見学会:履歴(過去の手記)
日本機械学会関西支部 2015.3.20公開

       
第90期定時総会見学会参加記録
       
開催日 2015年3月13日(金)
見学先 (株)堀場製作所 本社工場
参加人数 20名
       
 今回見学させていただいた(株)堀場製作所は1953年創業,京都市南区に本社を置く,自動車計測機器,環境用計測機器,科学計測機器,医用計測機器,半導体用計測機器などのさまざまな製品を製造販売しているメーカーです.「おもしろおかしく」を社是に,環境保全,安全や健康,さらにはエネルギー問題の改善に貢献されています.
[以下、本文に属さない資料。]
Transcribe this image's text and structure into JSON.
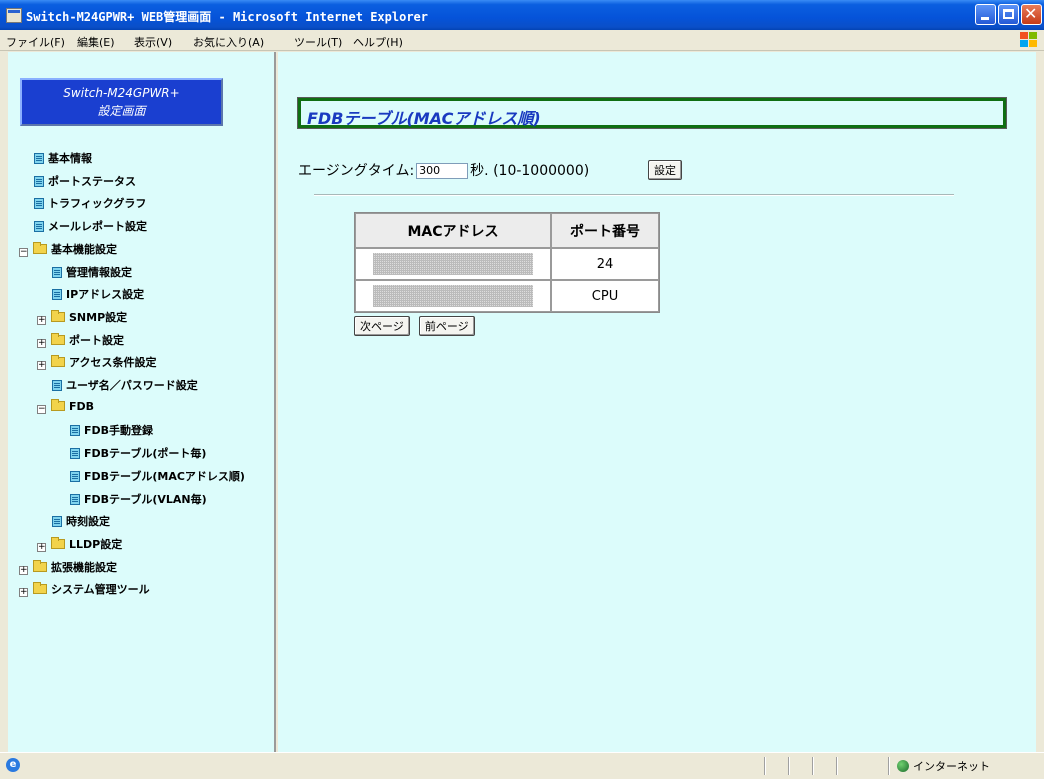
{
  "window": {
    "title": "Switch-M24GPWR+ WEB管理画面 - Microsoft Internet Explorer"
  },
  "menu": [
    "ファイル(F)",
    "編集(E)",
    "表示(V)",
    "お気に入り(A)",
    "ツール(T)",
    "ヘルプ(H)"
  ],
  "brand": {
    "line1": "Switch-M24GPWR+",
    "line2": "設定画面"
  },
  "tree": [
    {
      "label": "基本情報",
      "type": "page",
      "level": 0
    },
    {
      "label": "ポートステータス",
      "type": "page",
      "level": 0
    },
    {
      "label": "トラフィックグラフ",
      "type": "page",
      "level": 0
    },
    {
      "label": "メールレポート設定",
      "type": "page",
      "level": 0
    },
    {
      "label": "基本機能設定",
      "type": "folder",
      "level": 0,
      "expanded": true
    },
    {
      "label": "管理情報設定",
      "type": "page",
      "level": 1
    },
    {
      "label": "IPアドレス設定",
      "type": "page",
      "level": 1
    },
    {
      "label": "SNMP設定",
      "type": "folder",
      "level": 1,
      "expanded": false
    },
    {
      "label": "ポート設定",
      "type": "folder",
      "level": 1,
      "expanded": false
    },
    {
      "label": "アクセス条件設定",
      "type": "folder",
      "level": 1,
      "expanded": false
    },
    {
      "label": "ユーザ名／パスワード設定",
      "type": "page",
      "level": 1
    },
    {
      "label": "FDB",
      "type": "folder",
      "level": 1,
      "expanded": true
    },
    {
      "label": "FDB手動登録",
      "type": "page",
      "level": 2
    },
    {
      "label": "FDBテーブル(ポート毎)",
      "type": "page",
      "level": 2
    },
    {
      "label": "FDBテーブル(MACアドレス順)",
      "type": "page",
      "level": 2
    },
    {
      "label": "FDBテーブル(VLAN毎)",
      "type": "page",
      "level": 2
    },
    {
      "label": "時刻設定",
      "type": "page",
      "level": 1
    },
    {
      "label": "LLDP設定",
      "type": "folder",
      "level": 1,
      "expanded": false
    },
    {
      "label": "拡張機能設定",
      "type": "folder",
      "level": 0,
      "expanded": false
    },
    {
      "label": "システム管理ツール",
      "type": "folder",
      "level": 0,
      "expanded": false
    }
  ],
  "main": {
    "title": "FDBテーブル(MACアドレス順)",
    "aging_label": "エージングタイム:",
    "aging_value": "300",
    "aging_suffix": "秒. (10-1000000)",
    "set_button": "設定",
    "table": {
      "headers": [
        "MACアドレス",
        "ポート番号"
      ],
      "rows": [
        {
          "mac": "",
          "port": "24"
        },
        {
          "mac": "",
          "port": "CPU"
        }
      ]
    },
    "next_button": "次ページ",
    "prev_button": "前ページ"
  },
  "status": {
    "zone": "インターネット"
  },
  "colors": {
    "frame_bg": "#dcfcfb",
    "title_border": "#0f6e12",
    "title_text": "#1a3ac0",
    "brand_bg": "#1a3fd0"
  }
}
 当日は,まず会社概要をビデオにてご紹介いただいた後,分析アプリケーションセンターと自動車計測分野の研究開発ラボラトリーを2班に分れて見学させていただきました.分析アプリケーションセンターでは,1952年につくられたガラス電極式pHメータから最新製品までの変遷,環境放射線モニタ,車検で使用される排ガス計測機器などを見学させて頂きました.展示されていた計測機器の多くが,日常目にすることの少ない計測機器ばかりでしたが,それらの計測原理や使われ方の説明をお聞きすることで,高精度な計測技術が普段の生活とどのように繋がっているかを知ることができました.研究開発ラボラトリーでは,シャシダイナモ上の車両で路上走行を想定して測定される排ガス計測設備,自動運転のための制御機器の見学のほか,E-Motorの評価システムについても説明していただきました.見学者の方々も,案内いただいた方々に熱心に質問され,堀場製作所のコア技術である計測技術と自動車,環境プロセス,医療などの製品との関係について理解を深めることができました.
 見学会の後半には中村博司 動車計測事業戦略室室長様より,「大気環境・排ガス計測に関する最近の話題」と題して話題提供をしていただきました.排ガス計測に関しては,化学スモッグとNOxの計測のお話しから始まり,最近のNOx計測の方法についてご説明していただきました.三元触媒によるガソリン車の排ガス浄化の原理,EGR技術,尿素SCRシステム等により浄化された排ガス中の微量なNOxをどのように精度よく計測するかについて,丁寧に説明していただきました.大気環境についても,CO2濃度の計測に関する水分の影響やPM2.5生成メカニズムとその計測方法など,計測技術の多岐にわたる内容を丁寧にご説明いただき,その後の質疑応答では活発な議論が行われました.身近でありながら,なかなか知ることのできない大気環境について学ぶことができ,大変有意義なものとなりました.
 最後になりましたが,見学会を開催するに当たり多大なご協力をいただきました堀場製作所の関係各位に心より感謝を申し上げます.